Are Robots Dying?
The last time I visited Japan was twelve hundred and sixty-three days ago. Exactly. I know because I counted.
Every year, I used to travel four to five times to Fukuoka, the largest city on the island of Kyushu, to teach business disruption, technology, and law courses. My wife and I called Japan our second home.
Excited and curious after so long away, we embarked on the plane for a lengthy journey to our destination. A stop-over and three flights later, we arrived. It’s remarkable that you immediately pick up old habits after several years away. We recharged our contactless public transportation cards that were given to us more than ten years ago and took the train to our favorite accommodation — an apartment building complex that also offers short-stay housing.
I quickly dropped the bags and headed to the 24/7 convenience store to get sodas, water, and something to eat. It was already late, and we were starving.
Everything was still in the same place, and five minutes later, I was at the check-out counter. A person came running over to help me. He looked at me — followed by a flash of recognition — and he tilted his head slightly, and said,
“Welcome back. How have you been?”
This surprised me. I was wearing glasses — I got older — and a big face mask, as is customary in Japan in spite of the lifting of legal restrictions. It is even difficult for me to recognize myself behind this thing.
How could he possibly recognize me after all these years? I am certainly not the only customer that visits the store. He even remembered what I used to buy and gave me some recommendations.

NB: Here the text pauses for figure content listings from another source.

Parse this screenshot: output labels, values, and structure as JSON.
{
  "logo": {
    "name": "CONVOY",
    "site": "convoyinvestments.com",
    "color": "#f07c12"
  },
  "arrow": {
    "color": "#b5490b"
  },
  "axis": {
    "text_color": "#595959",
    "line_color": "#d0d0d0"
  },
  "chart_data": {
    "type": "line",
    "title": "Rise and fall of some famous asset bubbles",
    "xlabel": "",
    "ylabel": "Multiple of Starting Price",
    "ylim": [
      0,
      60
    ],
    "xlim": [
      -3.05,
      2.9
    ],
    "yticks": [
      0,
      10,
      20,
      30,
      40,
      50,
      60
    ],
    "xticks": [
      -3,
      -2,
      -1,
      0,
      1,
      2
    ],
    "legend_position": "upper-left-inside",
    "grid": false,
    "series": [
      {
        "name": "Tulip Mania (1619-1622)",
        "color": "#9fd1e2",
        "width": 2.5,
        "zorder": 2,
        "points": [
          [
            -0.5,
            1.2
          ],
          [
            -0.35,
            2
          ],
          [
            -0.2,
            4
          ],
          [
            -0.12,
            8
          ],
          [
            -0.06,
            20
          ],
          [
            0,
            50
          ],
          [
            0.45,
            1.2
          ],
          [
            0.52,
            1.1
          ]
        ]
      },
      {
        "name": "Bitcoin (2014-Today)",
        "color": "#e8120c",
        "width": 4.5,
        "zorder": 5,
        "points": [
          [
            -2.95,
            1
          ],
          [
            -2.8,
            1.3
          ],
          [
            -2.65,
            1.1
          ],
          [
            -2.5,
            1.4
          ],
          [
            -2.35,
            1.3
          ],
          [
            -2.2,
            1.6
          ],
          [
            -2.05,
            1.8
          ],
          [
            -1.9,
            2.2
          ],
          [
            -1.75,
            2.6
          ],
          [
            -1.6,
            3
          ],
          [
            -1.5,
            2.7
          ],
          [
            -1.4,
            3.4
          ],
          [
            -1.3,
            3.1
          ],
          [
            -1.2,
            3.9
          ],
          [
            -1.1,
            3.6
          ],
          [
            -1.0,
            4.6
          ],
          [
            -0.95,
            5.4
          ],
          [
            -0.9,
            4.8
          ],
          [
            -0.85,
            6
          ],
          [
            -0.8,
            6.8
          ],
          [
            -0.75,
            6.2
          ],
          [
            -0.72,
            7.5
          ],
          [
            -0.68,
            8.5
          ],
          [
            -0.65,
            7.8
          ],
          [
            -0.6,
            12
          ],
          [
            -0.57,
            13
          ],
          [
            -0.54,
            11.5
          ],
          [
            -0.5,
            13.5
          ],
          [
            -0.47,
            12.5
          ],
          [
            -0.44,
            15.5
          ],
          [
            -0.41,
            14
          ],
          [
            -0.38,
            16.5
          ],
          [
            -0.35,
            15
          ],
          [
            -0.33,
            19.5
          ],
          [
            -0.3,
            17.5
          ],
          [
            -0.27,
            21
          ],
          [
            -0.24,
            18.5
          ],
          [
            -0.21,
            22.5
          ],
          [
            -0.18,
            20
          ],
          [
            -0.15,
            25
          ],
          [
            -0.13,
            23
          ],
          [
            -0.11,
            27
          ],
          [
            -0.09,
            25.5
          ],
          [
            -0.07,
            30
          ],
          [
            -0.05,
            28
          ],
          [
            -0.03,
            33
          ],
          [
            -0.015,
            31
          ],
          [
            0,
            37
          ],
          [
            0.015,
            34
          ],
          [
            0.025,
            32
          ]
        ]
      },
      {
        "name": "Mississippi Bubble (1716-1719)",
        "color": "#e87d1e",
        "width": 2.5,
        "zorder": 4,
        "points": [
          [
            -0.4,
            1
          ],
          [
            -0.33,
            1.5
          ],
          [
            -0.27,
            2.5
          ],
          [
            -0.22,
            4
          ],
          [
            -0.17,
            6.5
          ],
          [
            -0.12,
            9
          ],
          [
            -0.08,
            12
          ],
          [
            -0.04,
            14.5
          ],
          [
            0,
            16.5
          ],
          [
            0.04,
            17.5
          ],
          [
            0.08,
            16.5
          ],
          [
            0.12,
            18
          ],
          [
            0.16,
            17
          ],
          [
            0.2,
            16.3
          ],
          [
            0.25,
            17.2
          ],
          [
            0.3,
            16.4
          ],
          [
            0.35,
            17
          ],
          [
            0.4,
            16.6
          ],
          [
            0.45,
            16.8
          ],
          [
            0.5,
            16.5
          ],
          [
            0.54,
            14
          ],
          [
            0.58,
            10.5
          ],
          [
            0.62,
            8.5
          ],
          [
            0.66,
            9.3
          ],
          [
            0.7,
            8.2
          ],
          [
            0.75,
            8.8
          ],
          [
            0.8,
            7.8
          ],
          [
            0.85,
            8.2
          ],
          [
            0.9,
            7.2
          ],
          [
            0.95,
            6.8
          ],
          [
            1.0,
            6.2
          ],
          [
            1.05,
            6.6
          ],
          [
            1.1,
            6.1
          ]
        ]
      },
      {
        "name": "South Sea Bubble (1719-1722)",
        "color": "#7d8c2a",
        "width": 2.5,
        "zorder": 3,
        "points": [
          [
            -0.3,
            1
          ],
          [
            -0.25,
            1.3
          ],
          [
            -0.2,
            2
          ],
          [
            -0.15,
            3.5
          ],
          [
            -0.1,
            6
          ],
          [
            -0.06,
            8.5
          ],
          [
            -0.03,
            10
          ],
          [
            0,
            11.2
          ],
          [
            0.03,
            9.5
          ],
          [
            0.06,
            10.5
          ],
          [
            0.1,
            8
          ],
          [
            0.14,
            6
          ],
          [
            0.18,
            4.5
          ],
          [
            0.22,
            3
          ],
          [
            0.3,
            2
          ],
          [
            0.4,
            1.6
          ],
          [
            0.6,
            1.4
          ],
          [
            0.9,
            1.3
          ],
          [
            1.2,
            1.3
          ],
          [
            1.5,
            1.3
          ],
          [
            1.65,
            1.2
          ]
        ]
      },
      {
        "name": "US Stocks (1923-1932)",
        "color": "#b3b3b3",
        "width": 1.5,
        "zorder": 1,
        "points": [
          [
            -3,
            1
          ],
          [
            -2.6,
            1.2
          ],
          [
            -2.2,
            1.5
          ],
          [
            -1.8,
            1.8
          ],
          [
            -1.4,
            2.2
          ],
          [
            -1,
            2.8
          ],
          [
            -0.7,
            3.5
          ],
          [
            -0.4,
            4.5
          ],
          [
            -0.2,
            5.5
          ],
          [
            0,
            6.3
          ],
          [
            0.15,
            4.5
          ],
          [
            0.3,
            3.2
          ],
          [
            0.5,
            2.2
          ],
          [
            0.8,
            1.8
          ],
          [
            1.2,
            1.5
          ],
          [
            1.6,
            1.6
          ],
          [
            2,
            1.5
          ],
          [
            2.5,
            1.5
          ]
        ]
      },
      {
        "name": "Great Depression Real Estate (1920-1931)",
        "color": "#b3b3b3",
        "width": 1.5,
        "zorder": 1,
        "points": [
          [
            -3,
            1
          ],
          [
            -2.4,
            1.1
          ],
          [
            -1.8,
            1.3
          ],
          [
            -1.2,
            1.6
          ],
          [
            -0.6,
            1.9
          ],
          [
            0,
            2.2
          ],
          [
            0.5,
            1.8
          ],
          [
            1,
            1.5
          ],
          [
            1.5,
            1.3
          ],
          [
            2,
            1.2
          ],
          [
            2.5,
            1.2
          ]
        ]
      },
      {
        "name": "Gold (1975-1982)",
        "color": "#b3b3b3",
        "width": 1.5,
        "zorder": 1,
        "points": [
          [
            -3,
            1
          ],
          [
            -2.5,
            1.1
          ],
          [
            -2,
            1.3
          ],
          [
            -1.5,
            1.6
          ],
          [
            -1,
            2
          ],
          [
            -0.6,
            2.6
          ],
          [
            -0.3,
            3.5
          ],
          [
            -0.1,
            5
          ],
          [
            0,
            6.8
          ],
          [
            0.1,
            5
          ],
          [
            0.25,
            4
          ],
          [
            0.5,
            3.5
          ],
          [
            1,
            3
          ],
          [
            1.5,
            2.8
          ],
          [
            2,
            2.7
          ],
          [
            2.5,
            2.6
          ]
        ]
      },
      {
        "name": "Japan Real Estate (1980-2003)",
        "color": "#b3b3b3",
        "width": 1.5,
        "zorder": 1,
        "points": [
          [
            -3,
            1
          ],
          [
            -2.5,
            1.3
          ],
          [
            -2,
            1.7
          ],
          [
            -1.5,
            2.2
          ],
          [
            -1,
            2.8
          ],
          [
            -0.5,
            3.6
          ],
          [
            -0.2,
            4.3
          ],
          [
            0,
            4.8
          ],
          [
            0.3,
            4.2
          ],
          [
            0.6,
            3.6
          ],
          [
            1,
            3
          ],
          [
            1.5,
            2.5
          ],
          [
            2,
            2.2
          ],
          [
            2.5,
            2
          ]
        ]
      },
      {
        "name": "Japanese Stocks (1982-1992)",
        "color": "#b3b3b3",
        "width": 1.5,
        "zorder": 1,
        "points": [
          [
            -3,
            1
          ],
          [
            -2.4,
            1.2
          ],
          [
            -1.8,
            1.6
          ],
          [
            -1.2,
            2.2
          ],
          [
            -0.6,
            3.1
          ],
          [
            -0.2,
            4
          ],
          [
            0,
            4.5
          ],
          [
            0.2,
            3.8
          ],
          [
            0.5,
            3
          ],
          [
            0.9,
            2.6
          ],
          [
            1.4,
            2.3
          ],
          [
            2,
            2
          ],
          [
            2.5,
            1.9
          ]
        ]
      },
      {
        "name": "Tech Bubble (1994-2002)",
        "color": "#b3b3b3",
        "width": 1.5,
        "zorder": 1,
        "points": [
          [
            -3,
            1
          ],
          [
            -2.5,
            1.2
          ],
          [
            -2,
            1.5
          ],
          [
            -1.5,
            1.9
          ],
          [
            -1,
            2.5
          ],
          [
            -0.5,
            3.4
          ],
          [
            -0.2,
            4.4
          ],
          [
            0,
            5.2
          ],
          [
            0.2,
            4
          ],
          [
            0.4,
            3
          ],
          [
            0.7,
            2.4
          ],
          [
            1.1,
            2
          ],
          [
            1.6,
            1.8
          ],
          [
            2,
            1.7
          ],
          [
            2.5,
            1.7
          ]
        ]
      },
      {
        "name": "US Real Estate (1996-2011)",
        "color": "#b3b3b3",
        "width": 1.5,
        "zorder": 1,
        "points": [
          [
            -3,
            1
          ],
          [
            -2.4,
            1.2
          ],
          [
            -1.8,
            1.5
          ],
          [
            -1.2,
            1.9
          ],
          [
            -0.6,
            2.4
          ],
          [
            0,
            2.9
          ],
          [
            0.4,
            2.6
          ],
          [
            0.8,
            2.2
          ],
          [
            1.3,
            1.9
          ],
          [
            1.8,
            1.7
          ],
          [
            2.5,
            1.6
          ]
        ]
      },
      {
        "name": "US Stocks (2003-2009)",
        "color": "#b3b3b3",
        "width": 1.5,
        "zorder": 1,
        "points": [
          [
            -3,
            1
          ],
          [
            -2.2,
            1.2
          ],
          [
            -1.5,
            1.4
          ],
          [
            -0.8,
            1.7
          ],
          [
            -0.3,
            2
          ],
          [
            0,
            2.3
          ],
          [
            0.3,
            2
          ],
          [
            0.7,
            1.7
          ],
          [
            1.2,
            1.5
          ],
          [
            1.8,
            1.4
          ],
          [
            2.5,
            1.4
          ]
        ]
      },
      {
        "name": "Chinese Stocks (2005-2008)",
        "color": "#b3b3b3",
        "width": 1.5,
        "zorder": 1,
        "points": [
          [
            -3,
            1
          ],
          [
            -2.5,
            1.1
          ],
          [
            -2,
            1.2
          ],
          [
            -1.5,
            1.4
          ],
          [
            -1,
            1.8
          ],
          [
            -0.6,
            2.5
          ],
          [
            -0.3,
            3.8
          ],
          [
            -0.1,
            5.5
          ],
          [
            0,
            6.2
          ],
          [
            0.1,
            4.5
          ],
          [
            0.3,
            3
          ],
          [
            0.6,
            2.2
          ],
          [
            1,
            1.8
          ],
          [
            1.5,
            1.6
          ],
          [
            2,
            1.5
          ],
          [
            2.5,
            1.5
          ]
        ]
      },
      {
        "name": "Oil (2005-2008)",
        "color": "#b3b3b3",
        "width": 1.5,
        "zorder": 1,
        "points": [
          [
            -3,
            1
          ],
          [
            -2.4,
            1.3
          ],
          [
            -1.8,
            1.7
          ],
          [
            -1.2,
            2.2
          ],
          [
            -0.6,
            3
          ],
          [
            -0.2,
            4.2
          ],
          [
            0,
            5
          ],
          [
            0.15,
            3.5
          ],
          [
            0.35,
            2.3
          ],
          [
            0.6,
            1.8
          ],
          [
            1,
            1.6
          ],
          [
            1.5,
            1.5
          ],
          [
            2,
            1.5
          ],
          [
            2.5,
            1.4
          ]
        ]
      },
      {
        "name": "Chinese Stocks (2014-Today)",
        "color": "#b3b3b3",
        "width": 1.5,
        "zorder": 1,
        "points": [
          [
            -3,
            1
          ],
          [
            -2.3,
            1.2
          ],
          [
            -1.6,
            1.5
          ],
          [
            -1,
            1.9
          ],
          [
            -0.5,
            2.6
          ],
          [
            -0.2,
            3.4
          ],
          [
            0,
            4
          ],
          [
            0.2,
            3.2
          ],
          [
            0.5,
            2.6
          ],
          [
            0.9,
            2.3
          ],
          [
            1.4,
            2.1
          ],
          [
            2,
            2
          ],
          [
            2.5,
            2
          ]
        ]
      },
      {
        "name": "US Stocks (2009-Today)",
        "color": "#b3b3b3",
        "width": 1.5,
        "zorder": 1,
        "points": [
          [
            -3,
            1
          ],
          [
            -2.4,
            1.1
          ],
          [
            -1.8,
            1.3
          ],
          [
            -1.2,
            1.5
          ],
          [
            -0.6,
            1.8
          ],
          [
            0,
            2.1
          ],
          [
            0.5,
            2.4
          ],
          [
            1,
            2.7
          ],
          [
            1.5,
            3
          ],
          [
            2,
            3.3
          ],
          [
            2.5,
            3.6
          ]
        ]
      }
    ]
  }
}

I left the store with a warm feeling. It’s incredible what the human touch can do. I went back to the apartment to tell the story to my wife.
The next day, we had similar experiences in other stores and restaurants in Fukuoka. Indeed, we were frequent visitors, but we usually only stayed for a few days. And it was more than three years ago.
So, our first day back in Japan was definitely not what we expected. And there was more to come.